Staggered grids

Until now all quantities have been cell-centred i.e. both velocities and conserved quantities were defined at the same locations. This is because these methods are simple and this was the scheme used in the original BOUT. This class of methods can however be susceptible to grid-grid oscillations, and so most shock-capturing schemes involve densities and velocities (for example) which are not defined at the same location: their grids are staggered.

By default BOUT++ runs with all quantities at cell centre. To enable staggered grids, set:

StaggerGrids = true

in the top section of the BOUT.inp file. The test-staggered example illustrates how to use staggered grids in BOUT++.

There are four possible locations in a grid cell where a quantity can be defined in BOUT++: centre, lower X, lower Y, and lower Z. These are illustrated in Fig. 17.

Staggered grid cell locations

Fig. 17 The four possible cell locations for defining quantities

To specify the location of a variable, use the method Field3D::setLocation() with one of the CELL_LOC locations CELL_CENTRE, CELL_XLOW, CELL_YLOW, or CELL_ZLOW.

The key lines in the staggered_grid example which specify the locations of the evolving variables are:

Field3D n, v;

int init(bool restart) {
  v.setLocation(CELL_YLOW); // Staggered relative to n
  SOLVE_FOR(n, v);

which makes the velocity v staggered to the lower side of the cell in Y, whilst the density \(n\) remains cell centred.


If BOUT++ was configued --with-checks, Field3D::setLocation() will throw an exception if you don’t have staggered grids turned on and try to set the location to something other than CELL_CENTRE. If you want to be able to run your model with and without staggered grids, you should do something like:

if (v.getMesh()->StaggerGrids) {

Compiling BOUT++ with checks turned off will instead cause Field3D::setLocation() to silently set the location to CELL_CENTRE if staggered grids are off, regardless of what you pass it.

Arithmetic operations can only be performed between variables with the same location. When performing a calculation at one location, to include a variable from a different location, use the interpolation routines. Include the header file

#include <interpolation.hxx>

then use the interp_to(field, location, region) function. For example, given a CELL_CENTRE field n and a CELL_YLOW field v, to calculate n*v at CELL_YLOW, call interp_to(n, CELL_YLOW)*v whose result will be CELL_YLOW as n is interpolated.


The region argument is optional but useful (see :ref:sec_iterating for more on regions). The default RGN_ALL reproduces the historical behaviour of BOUT++, which communicates before returning the result from interp_to.
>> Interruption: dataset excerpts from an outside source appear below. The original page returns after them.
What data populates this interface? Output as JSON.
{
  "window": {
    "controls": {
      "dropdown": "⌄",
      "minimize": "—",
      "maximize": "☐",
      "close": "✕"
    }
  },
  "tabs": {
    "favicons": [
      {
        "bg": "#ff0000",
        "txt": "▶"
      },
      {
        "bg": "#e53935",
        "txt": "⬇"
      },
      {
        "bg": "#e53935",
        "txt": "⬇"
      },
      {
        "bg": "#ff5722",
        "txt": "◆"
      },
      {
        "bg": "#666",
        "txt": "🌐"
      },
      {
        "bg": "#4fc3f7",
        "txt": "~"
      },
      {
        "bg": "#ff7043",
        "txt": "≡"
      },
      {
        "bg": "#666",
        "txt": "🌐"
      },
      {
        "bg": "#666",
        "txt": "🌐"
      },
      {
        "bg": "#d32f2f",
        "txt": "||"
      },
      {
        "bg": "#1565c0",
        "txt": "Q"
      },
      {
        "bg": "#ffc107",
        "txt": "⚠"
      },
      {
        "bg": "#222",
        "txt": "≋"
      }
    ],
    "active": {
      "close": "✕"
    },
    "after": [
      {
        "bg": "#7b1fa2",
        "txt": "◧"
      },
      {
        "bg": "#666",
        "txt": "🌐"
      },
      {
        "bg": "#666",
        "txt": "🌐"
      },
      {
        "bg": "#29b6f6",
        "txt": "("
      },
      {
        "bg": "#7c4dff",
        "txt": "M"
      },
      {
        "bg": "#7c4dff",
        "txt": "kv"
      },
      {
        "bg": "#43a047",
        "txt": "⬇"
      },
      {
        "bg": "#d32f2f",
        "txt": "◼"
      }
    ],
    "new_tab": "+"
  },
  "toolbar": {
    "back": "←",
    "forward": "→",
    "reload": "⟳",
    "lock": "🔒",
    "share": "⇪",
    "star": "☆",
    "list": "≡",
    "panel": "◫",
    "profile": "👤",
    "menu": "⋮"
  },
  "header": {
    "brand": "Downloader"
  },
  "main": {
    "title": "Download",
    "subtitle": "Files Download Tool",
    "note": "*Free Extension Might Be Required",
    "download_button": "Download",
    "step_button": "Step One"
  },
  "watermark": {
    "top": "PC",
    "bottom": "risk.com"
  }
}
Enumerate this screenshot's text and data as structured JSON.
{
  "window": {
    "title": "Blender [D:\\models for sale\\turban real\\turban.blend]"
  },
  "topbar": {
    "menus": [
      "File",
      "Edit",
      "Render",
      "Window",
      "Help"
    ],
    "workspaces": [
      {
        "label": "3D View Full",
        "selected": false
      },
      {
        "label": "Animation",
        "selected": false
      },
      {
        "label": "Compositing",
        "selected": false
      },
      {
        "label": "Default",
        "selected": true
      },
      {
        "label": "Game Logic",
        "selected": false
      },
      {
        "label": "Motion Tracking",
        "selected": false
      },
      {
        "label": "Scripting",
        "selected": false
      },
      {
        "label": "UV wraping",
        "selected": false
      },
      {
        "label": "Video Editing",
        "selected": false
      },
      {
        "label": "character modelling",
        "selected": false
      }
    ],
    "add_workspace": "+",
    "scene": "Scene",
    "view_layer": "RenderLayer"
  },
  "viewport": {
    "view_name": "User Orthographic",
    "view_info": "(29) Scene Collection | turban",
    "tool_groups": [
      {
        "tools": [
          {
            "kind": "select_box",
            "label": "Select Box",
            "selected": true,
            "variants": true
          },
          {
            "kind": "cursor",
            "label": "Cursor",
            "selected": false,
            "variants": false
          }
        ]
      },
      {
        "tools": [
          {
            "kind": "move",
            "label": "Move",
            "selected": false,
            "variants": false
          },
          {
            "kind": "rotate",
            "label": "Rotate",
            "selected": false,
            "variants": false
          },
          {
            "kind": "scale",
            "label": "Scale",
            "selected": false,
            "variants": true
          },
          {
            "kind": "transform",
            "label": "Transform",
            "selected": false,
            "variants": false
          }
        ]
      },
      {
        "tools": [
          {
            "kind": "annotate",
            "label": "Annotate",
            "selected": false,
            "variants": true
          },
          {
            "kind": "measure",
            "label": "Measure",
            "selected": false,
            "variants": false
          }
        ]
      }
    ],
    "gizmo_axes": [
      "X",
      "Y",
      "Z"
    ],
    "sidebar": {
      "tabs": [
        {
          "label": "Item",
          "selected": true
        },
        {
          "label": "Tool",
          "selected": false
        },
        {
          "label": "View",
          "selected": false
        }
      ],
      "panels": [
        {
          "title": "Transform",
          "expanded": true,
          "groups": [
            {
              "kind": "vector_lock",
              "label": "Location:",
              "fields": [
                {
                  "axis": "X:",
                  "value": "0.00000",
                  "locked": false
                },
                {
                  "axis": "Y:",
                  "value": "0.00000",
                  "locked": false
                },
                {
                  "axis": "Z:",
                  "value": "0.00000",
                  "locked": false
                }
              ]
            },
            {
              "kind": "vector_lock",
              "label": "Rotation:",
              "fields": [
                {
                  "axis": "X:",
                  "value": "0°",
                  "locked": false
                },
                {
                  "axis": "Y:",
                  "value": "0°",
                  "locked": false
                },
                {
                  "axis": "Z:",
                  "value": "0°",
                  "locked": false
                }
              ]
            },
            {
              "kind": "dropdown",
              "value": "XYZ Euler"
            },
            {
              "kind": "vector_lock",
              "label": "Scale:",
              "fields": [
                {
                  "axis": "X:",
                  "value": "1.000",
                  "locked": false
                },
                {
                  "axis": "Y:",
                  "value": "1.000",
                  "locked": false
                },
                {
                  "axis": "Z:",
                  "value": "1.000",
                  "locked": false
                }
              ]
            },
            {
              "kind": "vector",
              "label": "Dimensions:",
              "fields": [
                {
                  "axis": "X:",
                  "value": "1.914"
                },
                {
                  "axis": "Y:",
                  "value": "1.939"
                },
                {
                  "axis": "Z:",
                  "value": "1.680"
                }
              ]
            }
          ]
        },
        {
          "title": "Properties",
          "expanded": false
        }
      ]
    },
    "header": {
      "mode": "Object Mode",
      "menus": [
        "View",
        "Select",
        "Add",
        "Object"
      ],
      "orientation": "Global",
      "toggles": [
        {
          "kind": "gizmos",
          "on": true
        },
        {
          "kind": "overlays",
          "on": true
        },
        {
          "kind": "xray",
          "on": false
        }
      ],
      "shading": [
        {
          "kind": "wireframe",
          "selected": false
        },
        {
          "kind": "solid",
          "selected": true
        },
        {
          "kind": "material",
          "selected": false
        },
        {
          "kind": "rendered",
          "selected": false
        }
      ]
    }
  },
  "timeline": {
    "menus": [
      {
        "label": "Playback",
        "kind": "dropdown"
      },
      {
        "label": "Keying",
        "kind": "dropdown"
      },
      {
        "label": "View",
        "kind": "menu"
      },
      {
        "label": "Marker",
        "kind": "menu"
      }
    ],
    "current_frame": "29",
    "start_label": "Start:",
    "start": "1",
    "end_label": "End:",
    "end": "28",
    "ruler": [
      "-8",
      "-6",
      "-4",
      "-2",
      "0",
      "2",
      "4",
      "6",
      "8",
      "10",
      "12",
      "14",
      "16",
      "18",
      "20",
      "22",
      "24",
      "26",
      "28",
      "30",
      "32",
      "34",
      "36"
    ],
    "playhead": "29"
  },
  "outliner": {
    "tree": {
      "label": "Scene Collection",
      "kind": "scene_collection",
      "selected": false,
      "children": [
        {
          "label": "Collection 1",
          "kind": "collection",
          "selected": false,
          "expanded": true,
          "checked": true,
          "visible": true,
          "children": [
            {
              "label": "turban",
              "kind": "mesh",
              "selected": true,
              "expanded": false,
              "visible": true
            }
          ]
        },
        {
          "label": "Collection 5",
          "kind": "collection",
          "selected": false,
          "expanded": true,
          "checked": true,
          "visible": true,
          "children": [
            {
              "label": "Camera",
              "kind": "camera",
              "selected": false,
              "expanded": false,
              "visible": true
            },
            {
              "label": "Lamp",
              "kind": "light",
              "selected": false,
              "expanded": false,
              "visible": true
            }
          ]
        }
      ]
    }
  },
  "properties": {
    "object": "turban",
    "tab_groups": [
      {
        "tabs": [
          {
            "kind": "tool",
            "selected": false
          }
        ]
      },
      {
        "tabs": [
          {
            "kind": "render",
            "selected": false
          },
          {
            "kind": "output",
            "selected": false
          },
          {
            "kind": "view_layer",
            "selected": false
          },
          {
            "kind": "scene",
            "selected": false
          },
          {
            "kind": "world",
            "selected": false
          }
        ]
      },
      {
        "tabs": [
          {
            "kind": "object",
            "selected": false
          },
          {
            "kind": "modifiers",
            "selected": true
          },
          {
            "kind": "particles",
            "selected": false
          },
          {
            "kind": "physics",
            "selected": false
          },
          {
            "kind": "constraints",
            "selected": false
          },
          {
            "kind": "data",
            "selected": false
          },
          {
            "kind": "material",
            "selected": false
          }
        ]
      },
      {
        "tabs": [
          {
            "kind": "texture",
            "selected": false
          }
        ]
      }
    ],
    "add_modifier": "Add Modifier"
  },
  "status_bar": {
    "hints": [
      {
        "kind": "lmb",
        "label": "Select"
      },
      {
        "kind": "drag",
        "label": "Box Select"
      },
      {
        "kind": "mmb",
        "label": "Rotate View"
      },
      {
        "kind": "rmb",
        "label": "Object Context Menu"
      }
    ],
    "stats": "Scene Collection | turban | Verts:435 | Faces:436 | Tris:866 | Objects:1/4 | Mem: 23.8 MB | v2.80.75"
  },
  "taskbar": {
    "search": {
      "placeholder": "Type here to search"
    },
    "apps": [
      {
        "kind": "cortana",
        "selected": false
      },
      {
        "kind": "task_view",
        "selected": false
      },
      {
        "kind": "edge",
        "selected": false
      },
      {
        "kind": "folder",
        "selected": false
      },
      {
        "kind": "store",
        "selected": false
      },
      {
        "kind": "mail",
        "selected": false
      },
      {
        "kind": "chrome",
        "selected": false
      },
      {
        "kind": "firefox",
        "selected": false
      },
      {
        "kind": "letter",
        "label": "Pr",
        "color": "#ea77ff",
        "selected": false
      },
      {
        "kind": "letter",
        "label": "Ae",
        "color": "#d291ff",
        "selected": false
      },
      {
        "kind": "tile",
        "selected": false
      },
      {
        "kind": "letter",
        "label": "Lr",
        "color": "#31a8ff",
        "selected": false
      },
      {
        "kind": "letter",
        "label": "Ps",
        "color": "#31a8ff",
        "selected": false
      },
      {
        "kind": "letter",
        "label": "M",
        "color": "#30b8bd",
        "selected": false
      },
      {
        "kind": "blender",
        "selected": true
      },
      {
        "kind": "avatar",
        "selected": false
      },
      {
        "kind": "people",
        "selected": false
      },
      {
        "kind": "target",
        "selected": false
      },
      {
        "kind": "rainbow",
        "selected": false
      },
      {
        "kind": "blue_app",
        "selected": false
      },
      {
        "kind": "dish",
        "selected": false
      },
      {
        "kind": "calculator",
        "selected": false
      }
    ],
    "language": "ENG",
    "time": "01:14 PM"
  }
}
Communication is necessary because the result of interpolation in the guard cells depends on data from another process (except, currently, in the case of interpolation in the z-direction which can be done without communication because all the z-points are on the same process).

Using RGN_NOBNDRY no communication is performed (so interp_to is faster, potentially significantly faster when using many processes) and all the guard cells are invalid. Whichever region is used, the boundary guard cells are invalid since no boundary condition is applied in interp_to. If the guard cells are needed (e.g. to calculate a derivative) a boundary condition must be applied explicitly to the result.

RGN_NOX and RGN_NOY currently have identical behaviour to RGN_ALL because at present BOUT++ has no functions for single-direction communication which could in principle be used in these cases (if the combination of region and direction of interpolation allows it). x- or y-interpolation can never be calculated in guard cells without communication because the corner guard cells are never valid.

Differential operators by default return fields which are defined at the same location as their inputs, so here Grad_par(v) would be CELL_YLOW . If this is not what is wanted, give the location of the result as an additional argument: Grad_par(v, CELL_CENTRE) uses staggered differencing to produce a result which is defined at the cell centres. As with the arithmetic operators, if you ask for the result to be staggered in a different direction from the input then the differencing will be to cell centre and then be interpolated. For example Grad_par(v, CELL_XLOW) would first perform staggered differencing from CELL_YLOW to get a result at CELL_CENTRE , and then interpolate the result to CELL_XLOW .

Advection operators which take two arguments return a result which is defined at the location of the field being advected. For example Vpar_Grad_par(v, f) calculates \(v \nabla_{||} f\) and returns a result at the same location as f. If v and f are defined at the same locations then centred differencing is used, if one is centred and the other staggered then staggered differencing is used, and if both are staggered to different locations then the behaviour is less well defined (don’t do it). As with other differential operators, the required location of the result can be given as an optional argument.